Homeowners in this life stage often want the freedom to travel or pursue their interests without being tethered by the demands of homeownership. “However, a smaller property does not necessarily mean that its value is lower. We are seeing buyers in this age group spending on average R1.8 million on a property. Often, they will buy a home in a lifestyle estate that offers security, activities such as golf and hiking trails, and an opportunity to be part of a community.” Bespoke boutique estates in suburbs such as Constantia in Cape Town have become increasingly sought-after by buyers in this age group.
60s – the golden years
In your 60s, location once again becomes important. Reports suggest that retirees account for 18% of all buyers in coastal areas. Many buyers opt to sell their suburban homes to spend their golden years in lifestyle estates or coastal destinations that offer a quality lifestyle within proximity of medical facilities and other amenities. They will likely opt for single-level properties that have easy access or limited stairs. Smaller gardens requiring less maintenance will also be preferable. BetterBond’s data shows that the average purchase price for buyers in this age group is R2.1 million.

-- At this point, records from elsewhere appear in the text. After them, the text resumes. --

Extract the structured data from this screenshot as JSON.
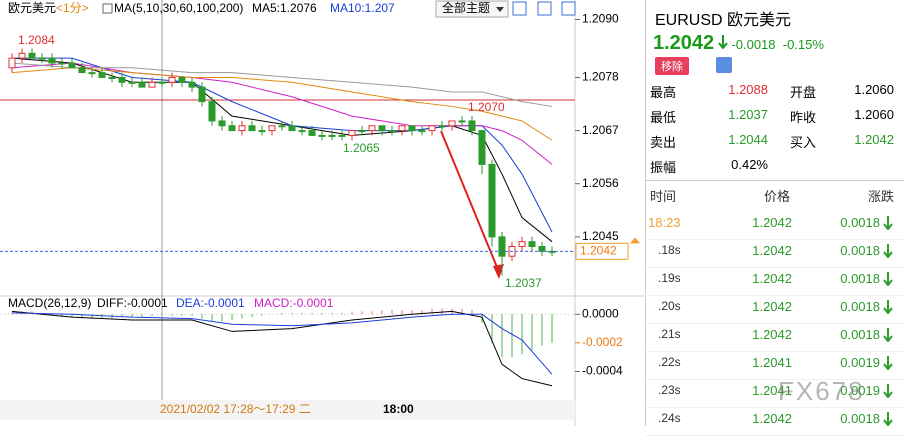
{
  "header": {
    "name": "欧元美元",
    "period": "<1分>",
    "ma_def": "MA(5,10,30,60,100,200)",
    "ma5": "MA5:1.2076",
    "ma10": "MA10:1.207",
    "theme": "全部主题"
  },
  "chart": {
    "ylim": [
      1.2034,
      1.2093
    ],
    "yticks": [
      {
        "value": 1.209,
        "label": "1.2090"
      },
      1.2078,
      1.2067,
      1.2056,
      1.2045
    ],
    "current_price": 1.2042,
    "high_label": "1.2084",
    "peak_label": "1.2070",
    "dip_label": "1.2065",
    "low_label": "1.2037",
    "candles": [
      [
        1.208,
        1.2083,
        1.2079,
        1.2082
      ],
      [
        1.2082,
        1.2084,
        1.2081,
        1.2083
      ],
      [
        1.2083,
        1.2084,
        1.2082,
        1.2082
      ],
      [
        1.2082,
        1.2083,
        1.2081,
        1.2082
      ],
      [
        1.2082,
        1.2083,
        1.208,
        1.2081
      ],
      [
        1.2081,
        1.2082,
        1.208,
        1.2081
      ],
      [
        1.2081,
        1.2082,
        1.208,
        1.208
      ],
      [
        1.208,
        1.2081,
        1.2079,
        1.2079
      ],
      [
        1.2079,
        1.208,
        1.2078,
        1.2079
      ],
      [
        1.2079,
        1.208,
        1.2078,
        1.2078
      ],
      [
        1.2078,
        1.2079,
        1.2077,
        1.2078
      ],
      [
        1.2078,
        1.2079,
        1.2076,
        1.2077
      ],
      [
        1.2077,
        1.2078,
        1.2076,
        1.2077
      ],
      [
        1.2077,
        1.2078,
        1.2076,
        1.2076
      ],
      [
        1.2076,
        1.2078,
        1.2076,
        1.2077
      ],
      [
        1.2077,
        1.2078,
        1.2076,
        1.2077
      ],
      [
        1.2077,
        1.2079,
        1.2076,
        1.2078
      ],
      [
        1.2078,
        1.2078,
        1.2076,
        1.2077
      ],
      [
        1.2077,
        1.2078,
        1.2075,
        1.2076
      ],
      [
        1.2076,
        1.2077,
        1.2072,
        1.2073
      ],
      [
        1.2073,
        1.2074,
        1.2068,
        1.2069
      ],
      [
        1.2069,
        1.207,
        1.2067,
        1.2068
      ],
      [
        1.2068,
        1.2069,
        1.2067,
        1.2067
      ],
      [
        1.2067,
        1.2069,
        1.2066,
        1.2068
      ],
      [
        1.2068,
        1.2069,
        1.2067,
        1.2067
      ],
      [
        1.2067,
        1.2068,
        1.2066,
        1.2067
      ],
      [
        1.2067,
        1.2068,
        1.2066,
        1.2068
      ],
      [
        1.2068,
        1.2069,
        1.2067,
        1.2068
      ],
      [
        1.2068,
        1.2069,
        1.2067,
        1.2067
      ],
      [
        1.2067,
        1.2068,
        1.2066,
        1.2067
      ],
      [
        1.2067,
        1.2068,
        1.2066,
        1.2066
      ],
      [
        1.2066,
        1.2067,
        1.2065,
        1.2066
      ],
      [
        1.2066,
        1.2067,
        1.2065,
        1.2066
      ],
      [
        1.2066,
        1.2067,
        1.2065,
        1.2066
      ],
      [
        1.2066,
        1.2067,
        1.2065,
        1.2067
      ],
      [
        1.2067,
        1.2068,
        1.2066,
        1.2067
      ],
      [
        1.2067,
        1.2068,
        1.2066,
        1.2068
      ],
      [
        1.2068,
        1.2068,
        1.2066,
        1.2067
      ],
      [
        1.2067,
        1.2068,
        1.2066,
        1.2067
      ],
      [
        1.2067,
        1.2068,
        1.2066,
        1.2068
      ],
      [
        1.2068,
        1.2068,
        1.2066,
        1.2067
      ],
      [
        1.2067,
        1.2068,
        1.2066,
        1.2067
      ],
      [
        1.2067,
        1.2068,
        1.2066,
        1.2068
      ],
      [
        1.2068,
        1.2069,
        1.2067,
        1.2068
      ],
      [
        1.2068,
        1.2069,
        1.2067,
        1.2069
      ],
      [
        1.2069,
        1.207,
        1.2068,
        1.2069
      ],
      [
        1.2069,
        1.207,
        1.2066,
        1.2067
      ],
      [
        1.2067,
        1.2067,
        1.2058,
        1.206
      ],
      [
        1.206,
        1.2061,
        1.2043,
        1.2045
      ],
      [
        1.2045,
        1.2046,
        1.2037,
        1.2041
      ],
      [
        1.2041,
        1.2044,
        1.204,
        1.2043
      ],
      [
        1.2043,
        1.2045,
        1.2042,
        1.2044
      ],
      [
        1.2044,
        1.2045,
        1.2042,
        1.2043
      ],
      [
        1.2043,
        1.2044,
        1.2041,
        1.2042
      ],
      [
        1.2042,
        1.2043,
        1.2041,
        1.2042
      ]
    ],
    "ma_index": [
      0,
      6,
      12,
      18,
      22,
      28,
      34,
      40,
      44,
      47,
      49,
      51,
      54
    ],
    "ma_lines": [
      {
        "color": "#000000",
        "values": [
          1.2082,
          1.2081,
          1.2077,
          1.2077,
          1.207,
          1.2068,
          1.2066,
          1.2067,
          1.2068,
          1.2066,
          1.2058,
          1.2049,
          1.2044
        ]
      },
      {
        "color": "#1a3fd6",
        "values": [
          1.2082,
          1.2082,
          1.2078,
          1.2077,
          1.2073,
          1.2068,
          1.2067,
          1.2067,
          1.2068,
          1.2068,
          1.2064,
          1.2058,
          1.2046
        ]
      },
      {
        "color": "#d020c8",
        "values": [
          1.208,
          1.2081,
          1.2079,
          1.2078,
          1.2077,
          1.2074,
          1.207,
          1.2068,
          1.2068,
          1.2068,
          1.2067,
          1.2065,
          1.206
        ]
      },
      {
        "color": "#e08a10",
        "values": [
          1.2079,
          1.208,
          1.2079,
          1.2078,
          1.2078,
          1.2077,
          1.2075,
          1.2073,
          1.2072,
          1.2071,
          1.207,
          1.2069,
          1.2065
        ]
      },
      {
        "color": "#999999",
        "values": [
          1.2081,
          1.208,
          1.208,
          1.2079,
          1.2079,
          1.2078,
          1.2077,
          1.2076,
          1.2075,
          1.2075,
          1.2074,
          1.2073,
          1.2072
        ]
      }
    ]
  },
  "macd": {
    "title": "MACD(26,12,9)",
    "diff": "DIFF:-0.0001",
    "dea": "DEA:-0.0001",
    "macd": "MACD:-0.0001",
    "ylim": [
      -0.0006,
      0.0001
    ],
    "yticks": [
      {
        "value": 0,
        "label": "0.0000"
      },
      -0.0004
    ],
    "current": -0.0002,
    "hist": [
      1e-05,
      2e-05,
      2e-05,
      1e-05,
      -1e-05,
      -2e-05,
      -2e-05,
      -3e-05,
      -3e-05,
      -3e-05,
      -3e-05,
      -2e-05,
      -2e-05,
      -2e-05,
      -1e-05,
      -1e-05,
      -1e-05,
      -1e-05,
      -1e-05,
      -3e-05,
      -5e-05,
      -5e-05,
      -4e-05,
      -3e-05,
      -2e-05,
      -1e-05,
      0,
      1e-05,
      1e-05,
      1e-05,
      1e-05,
      1e-05,
      1e-05,
      1e-05,
      2e-05,
      2e-05,
      2e-05,
      3e-05,
      3e-05,
      3e-05,
      3e-05,
      3e-05,
      4e-05,
      4e-05,
      4e-05,
      4e-05,
      3e-05,
      -6e-05,
      -0.0002,
      -0.0003,
      -0.0003,
      -0.00028,
      -0.00025,
      -0.00022,
      -0.0002
    ],
    "diff_values": [
      2e-05,
      -2e-05,
      -4e-05,
      -4e-05,
      -0.00012,
      -0.0001,
      -4e-05,
      0,
      2e-05,
      -2e-05,
      -0.00035,
      -0.00045,
      -0.0005
    ],
    "dea_values": [
      1e-05,
      0,
      -2e-05,
      -3e-05,
      -7e-05,
      -8e-05,
      -6e-05,
      -2e-05,
      0,
      0,
      -0.0001,
      -0.00018,
      -0.00042
    ]
  },
  "time_axis": {
    "cursor": "2021/02/02 17:28～17:29 二",
    "tick": "18:00"
  },
  "quote": {
    "symbol": "EURUSD",
    "name": "欧元美元",
    "price": "1.2042",
    "change": "-0.0018",
    "pct": "-0.15%",
    "remove": "移除",
    "rows": [
      [
        "最高",
        "1.2088",
        "开盘",
        "1.2060"
      ],
      [
        "最低",
        "1.2037",
        "昨收",
        "1.2060"
      ],
      [
        "卖出",
        "1.2044",
        "买入",
        "1.2042"
      ],
      [
        "振幅",
        "0.42%"
      ]
    ]
  },
  "ticks": {
    "header": [
      "时间",
      "价格",
      "涨跌"
    ],
    "rows": [
      [
        "18:23",
        "1.2042",
        "0.0018"
      ],
      [
        ".18s",
        "1.2042",
        "0.0018"
      ],
      [
        ".19s",
        "1.2042",
        "0.0018"
      ],
      [
        ".20s",
        "1.2042",
        "0.0018"
      ],
      [
        ".21s",
        "1.2042",
        "0.0018"
      ],
      [
        ".22s",
        "1.2041",
        "0.0019"
      ],
      [
        ".23s",
        "1.2041",
        "0.0019"
      ],
      [
        ".24s",
        "1.2042",
        "0.0018"
      ]
    ]
  },
  "watermark": "FX678"
}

Areas such as Hermanus and Somerset West in the Western Cape, Mossel Bay along the Garden Route, St Francis Bay in the Eastern Cape and Sheffield Beach in KwaZulu-Natal offer premium living opportunities for retirees. Inland luxury estates are also popular with retirees. The award-winning Waterfall Hills Mature Lifestyle Estate on Gauteng’s Midrand has onsite medical facilities as well as a host of recreational activities.
No matter what your life stage, when it comes to buying a home or investing in property it's important to consider the following, says Bendall. Is the home well-located? Does the property suit the area? A bachelor pad in a suburban street adjacent to a school will not sell as quickly as one in a trendy, inner-city district. Is the property affordable for my current financial position? Does it meet my current lifestyle needs and will it yield a return on my investment? “Fortunately, property is a reliable investment, at any age. Work with the experts – a bond originator and a skilled real estate agent – to make informed decisions throughout your property buying journey.”